There are three different concepts and measures used to determine and represent the value of a company. These are market capitalization or market cap, market value, and enterprise value. All three are expressed in monetary amounts and are used in business and investment valuation. They also have some overlaps or similarities but have differentiating definitions, calculations, and applications. A general understanding of the difference between market cap, market value, and enterprise value should be a basic requirement for investors who want to invest in stocks or publicly traded companies and even in private companies.

Explaining the Difference Between Market Cap, Market Value, and Enterprise Value


Market cap represents the total market value of the outstanding shares of common stock of a publicly traded company. It is based on the current stock price and the number of outstanding shares that are traded in a stock market or specific stock exchange.

The concept of market value is somewhat similar but it is more exhaustive. The market cap of a company does not represent its true market value. The actual market value takes into account different fundamentals and metrics like price-to-sales and price-to-earnings.

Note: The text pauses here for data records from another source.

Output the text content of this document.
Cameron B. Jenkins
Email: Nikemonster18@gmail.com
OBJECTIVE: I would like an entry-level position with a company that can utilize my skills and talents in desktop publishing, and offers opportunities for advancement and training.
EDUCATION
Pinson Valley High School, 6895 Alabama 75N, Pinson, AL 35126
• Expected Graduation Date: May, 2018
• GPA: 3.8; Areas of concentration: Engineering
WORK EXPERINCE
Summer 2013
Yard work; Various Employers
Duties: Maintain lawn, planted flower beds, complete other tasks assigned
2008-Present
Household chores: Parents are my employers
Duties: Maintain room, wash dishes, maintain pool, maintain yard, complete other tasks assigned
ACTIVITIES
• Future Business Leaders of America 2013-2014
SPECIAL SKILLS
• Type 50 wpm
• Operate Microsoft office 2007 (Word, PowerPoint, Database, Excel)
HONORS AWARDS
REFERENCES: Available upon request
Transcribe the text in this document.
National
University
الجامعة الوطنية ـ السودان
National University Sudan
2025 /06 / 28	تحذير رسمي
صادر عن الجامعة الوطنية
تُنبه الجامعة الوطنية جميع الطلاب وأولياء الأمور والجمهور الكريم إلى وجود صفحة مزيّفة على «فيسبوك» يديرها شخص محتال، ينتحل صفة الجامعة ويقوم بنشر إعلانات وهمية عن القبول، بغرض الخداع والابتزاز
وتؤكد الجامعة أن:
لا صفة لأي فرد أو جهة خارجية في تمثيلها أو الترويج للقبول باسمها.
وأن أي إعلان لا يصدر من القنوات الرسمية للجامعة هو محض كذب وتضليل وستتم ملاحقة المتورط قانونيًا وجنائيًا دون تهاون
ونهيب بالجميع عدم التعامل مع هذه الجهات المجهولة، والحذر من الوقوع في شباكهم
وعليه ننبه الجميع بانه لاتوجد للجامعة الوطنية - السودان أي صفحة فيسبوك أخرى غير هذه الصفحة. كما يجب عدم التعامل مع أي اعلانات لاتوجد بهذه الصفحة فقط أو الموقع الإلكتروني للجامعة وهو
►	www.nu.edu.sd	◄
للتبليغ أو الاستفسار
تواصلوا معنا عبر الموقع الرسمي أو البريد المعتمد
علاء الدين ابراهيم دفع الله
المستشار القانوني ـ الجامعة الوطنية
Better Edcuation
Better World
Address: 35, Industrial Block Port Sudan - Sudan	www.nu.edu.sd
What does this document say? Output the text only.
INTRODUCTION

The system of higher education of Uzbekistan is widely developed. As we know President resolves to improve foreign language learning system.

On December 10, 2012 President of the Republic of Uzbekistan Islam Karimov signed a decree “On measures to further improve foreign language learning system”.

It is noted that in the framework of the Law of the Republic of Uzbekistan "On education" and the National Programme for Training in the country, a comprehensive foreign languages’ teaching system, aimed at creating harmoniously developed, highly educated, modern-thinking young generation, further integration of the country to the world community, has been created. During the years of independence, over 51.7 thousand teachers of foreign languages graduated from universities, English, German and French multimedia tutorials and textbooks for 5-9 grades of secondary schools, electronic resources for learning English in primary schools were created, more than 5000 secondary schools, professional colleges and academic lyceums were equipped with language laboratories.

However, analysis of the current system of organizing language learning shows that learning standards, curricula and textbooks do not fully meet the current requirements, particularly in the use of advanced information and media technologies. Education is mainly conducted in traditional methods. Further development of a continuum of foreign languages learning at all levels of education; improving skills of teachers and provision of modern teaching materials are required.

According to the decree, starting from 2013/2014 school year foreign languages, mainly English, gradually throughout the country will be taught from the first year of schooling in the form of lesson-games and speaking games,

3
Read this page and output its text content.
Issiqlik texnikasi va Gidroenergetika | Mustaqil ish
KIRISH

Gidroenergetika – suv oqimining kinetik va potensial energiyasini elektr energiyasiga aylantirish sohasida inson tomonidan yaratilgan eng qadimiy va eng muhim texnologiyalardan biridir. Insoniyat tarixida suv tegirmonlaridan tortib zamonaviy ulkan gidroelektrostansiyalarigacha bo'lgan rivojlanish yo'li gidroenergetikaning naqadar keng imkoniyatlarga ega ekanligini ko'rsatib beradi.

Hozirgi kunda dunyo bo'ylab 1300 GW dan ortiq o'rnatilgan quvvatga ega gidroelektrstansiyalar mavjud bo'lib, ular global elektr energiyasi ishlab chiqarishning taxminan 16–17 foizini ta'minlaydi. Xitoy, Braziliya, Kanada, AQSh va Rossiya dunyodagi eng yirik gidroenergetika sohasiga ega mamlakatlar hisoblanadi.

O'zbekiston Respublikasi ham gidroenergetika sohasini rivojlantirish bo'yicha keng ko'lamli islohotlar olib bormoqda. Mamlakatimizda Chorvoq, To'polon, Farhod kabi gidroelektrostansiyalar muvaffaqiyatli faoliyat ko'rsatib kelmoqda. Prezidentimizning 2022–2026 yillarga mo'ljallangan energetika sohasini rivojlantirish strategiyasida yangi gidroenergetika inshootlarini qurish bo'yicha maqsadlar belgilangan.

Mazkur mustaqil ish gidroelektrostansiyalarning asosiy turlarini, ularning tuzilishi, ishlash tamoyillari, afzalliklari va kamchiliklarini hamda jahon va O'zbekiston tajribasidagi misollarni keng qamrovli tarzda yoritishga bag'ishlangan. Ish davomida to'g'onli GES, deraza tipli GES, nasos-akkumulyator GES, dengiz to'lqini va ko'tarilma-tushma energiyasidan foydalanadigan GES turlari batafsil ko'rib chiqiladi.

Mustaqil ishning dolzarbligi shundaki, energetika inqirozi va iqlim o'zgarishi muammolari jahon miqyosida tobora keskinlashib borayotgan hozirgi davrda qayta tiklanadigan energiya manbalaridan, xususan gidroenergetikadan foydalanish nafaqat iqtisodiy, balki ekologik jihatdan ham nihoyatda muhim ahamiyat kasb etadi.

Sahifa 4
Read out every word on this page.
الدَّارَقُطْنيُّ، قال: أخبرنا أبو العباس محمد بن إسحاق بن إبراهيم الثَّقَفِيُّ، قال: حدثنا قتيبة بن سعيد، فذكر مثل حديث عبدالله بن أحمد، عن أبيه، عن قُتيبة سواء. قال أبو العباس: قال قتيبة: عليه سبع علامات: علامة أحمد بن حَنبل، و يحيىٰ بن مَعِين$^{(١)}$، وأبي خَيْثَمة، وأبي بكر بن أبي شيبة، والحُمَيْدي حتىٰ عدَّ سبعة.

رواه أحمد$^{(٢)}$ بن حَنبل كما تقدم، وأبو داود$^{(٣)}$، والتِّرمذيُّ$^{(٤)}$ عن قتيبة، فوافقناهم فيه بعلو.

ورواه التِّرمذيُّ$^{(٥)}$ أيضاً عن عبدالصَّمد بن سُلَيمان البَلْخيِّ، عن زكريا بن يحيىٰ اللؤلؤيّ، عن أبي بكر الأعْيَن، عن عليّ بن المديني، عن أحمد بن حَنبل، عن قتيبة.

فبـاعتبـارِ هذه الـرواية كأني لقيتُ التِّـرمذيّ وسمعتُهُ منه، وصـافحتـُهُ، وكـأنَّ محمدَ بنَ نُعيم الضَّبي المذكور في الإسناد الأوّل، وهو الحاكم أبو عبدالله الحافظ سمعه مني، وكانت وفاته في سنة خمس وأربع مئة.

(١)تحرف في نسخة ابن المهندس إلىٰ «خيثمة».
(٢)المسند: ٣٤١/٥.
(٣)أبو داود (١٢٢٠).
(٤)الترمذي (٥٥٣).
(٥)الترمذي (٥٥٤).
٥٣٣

Enterprise value is the most comprehensive of the three measures of value. It factors in market cap or shares of common stock, shares of preferred stock, issued bonds and other outstanding debts, other debt-deemed liabilities, and cash and cash equivalents.


Market cap is calculated by multiplying the current stock price by the shares outstanding. A company that trades at $100 per share in the stock market and has issued 10 million outstanding shares to all its shareholders will have a market capitalization of $1 billion.

The calculation of the market value of a company is inherently complex. There is no single standard to do so because it is determined by multiples accorded by investors like price-to-sales and price-to-earnings and factors like debt and growth potential.

Enterprise value is calculated by adding market capitalization and total debt or all outstanding liabilities like bonds and loans and subtracting cash and cash equivalents. Both cash and cash equivalents are subtracted to avoid double-counting the value.


Remember that all three are used in valuation. Market cap is specifically used in stock valuation for the purpose of trading shares or supporting informed investment decisions. It also reflects how much investors believe a publicly traded company is worth.

The application of market valuation is similar to the applications of market cap and enterprise value. These two can be metrics of market value. It is used to make informed investment decisions, track company performance, and determine long-term growth potential.

Enterprise value builds on the strength of market cap and adds a more comprehensive picture of the value of a company. It is used in comprehensive investment decisions because it can be useful for tracking financial performance,  comparative analyses, and risk management.